La réponse de Google à Margreth Vestager, commissaire européenne à la concurrence est claire: ces accusations sont erronées! - Justin Sullivan - Getty Images North America/AFP

Google répond aux accusations de pratiques anticoncurrentielles de son moteur de recherche. Le groupe estime que les affirmations de l'Europe sont "erronées dans les faits, le droit et l'économie".

Le délai accordé à Google par la Commission européenne pour répondre aux accusations de pratiques anticoncurrentielles sur les offres commerciales de son moteur de recherche arrive à terme. Google est à l’heure pour sa réplique. Comme beaucoup s’y attendaient, le groupe réfute en bloc les charges de Margreth Vestager, commissaire européenne chargée de la concurrence. 

Dans un message publié sur le blog du groupe, Kent Walker, senior vice-président de Google, contre-attaque vivement. "Nous ne pouvons être d’accord avec ce dossier qui manque de preuves et limiterait notre capacité à améliorer nos produits, simplement pour satisfaire l’intérêt d’un petit nombre de sites". Il précise néanmoins être "déterminé à travailler avec la Commission dans l’espoir de résoudre les questions soulevées et sommes désireux de poursuivre nos discussions."

La porte d’entrée vers le web, c’est plutôt Amazon !

Plus précisément, Google estime que l’internaute, ou plutôt le consommateur, est totalement libre de ses clics et navigue où bon lui semble sans nécessairement utiliser Google comme porte d’entrée sur Internet. Kent Walker prend l’exemple de l’Allemagne et des États-Unis, où selon des études menées auprès des utilisateurs, la porte d’entrée vers le web, c’est Amazon ! En Allemagne, "un tiers des consommateurs en ligne vont d’abord sur Amazon, peu importe où ils se rendent ensuite pour finaliser leur achat. Seulement 14,3% vont d’abord sur Google, et 6,7% sur des sites de comparaison des prix". Aux États-Unis, ce passage par les boutiques en ligne de Jeff Bezos touche 55% des consommateurs américains.

Quant à la possibilité de comparer les prix, Google rappelle que si la Commission européenne "prétend aussi que les utilisateurs n’utilisent pas Amazon", les outils créés par le vendeur en ligne font de lui un concurrent redoutable pour les commerçants européens. "Ce n’est pas étonnant que lorsque Amazon et les autres concurrents se développent dans les pays européens, le trafic vers des sites proposant seulement des comparaisons de prix baisse". Et pour lui, "la poignée des sites de comparaisons de prix qui sont plaignants dans le dossier ne reflète pas l’état plus large du marché".

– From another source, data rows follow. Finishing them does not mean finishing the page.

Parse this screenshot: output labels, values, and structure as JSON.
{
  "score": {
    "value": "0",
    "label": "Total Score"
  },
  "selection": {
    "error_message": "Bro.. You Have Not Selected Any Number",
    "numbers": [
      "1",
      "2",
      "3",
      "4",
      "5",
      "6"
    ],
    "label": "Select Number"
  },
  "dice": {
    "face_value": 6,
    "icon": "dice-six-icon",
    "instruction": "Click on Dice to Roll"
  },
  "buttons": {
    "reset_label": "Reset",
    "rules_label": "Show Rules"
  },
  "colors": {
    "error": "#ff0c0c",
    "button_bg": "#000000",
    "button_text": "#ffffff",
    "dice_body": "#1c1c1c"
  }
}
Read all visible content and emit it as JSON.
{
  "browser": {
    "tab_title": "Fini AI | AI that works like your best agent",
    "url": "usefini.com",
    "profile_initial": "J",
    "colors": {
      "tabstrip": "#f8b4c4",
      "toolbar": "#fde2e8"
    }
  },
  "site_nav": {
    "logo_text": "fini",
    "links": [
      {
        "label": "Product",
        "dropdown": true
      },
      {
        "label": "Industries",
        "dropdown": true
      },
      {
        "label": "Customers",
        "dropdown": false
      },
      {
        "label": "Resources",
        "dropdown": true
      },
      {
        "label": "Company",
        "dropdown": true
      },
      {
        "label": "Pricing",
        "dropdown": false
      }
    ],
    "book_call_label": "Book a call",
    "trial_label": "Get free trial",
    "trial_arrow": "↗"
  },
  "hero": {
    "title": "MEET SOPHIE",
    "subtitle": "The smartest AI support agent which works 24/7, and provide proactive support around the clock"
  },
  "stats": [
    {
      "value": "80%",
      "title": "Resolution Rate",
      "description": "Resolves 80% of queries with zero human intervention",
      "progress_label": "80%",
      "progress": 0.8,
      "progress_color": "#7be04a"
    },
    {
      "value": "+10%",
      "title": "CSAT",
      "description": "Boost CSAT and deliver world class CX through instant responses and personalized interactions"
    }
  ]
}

Cette réponse ne concerne que le dossier portant sur les accusations de pratiques anticoncurrentielles sur le shopping réalisé sur le moteur de recherche. Dans les prochains jours, Google devra aussi répondre à la notification des griefs sur son OS mobile Android. Et pour Kent Walker, "ces dossiers concernent des allégations et des questions de fond différentes, mais reposent de manière identique sur quelques plaintes seulement pour justifier des allégations juridiques plus génériques."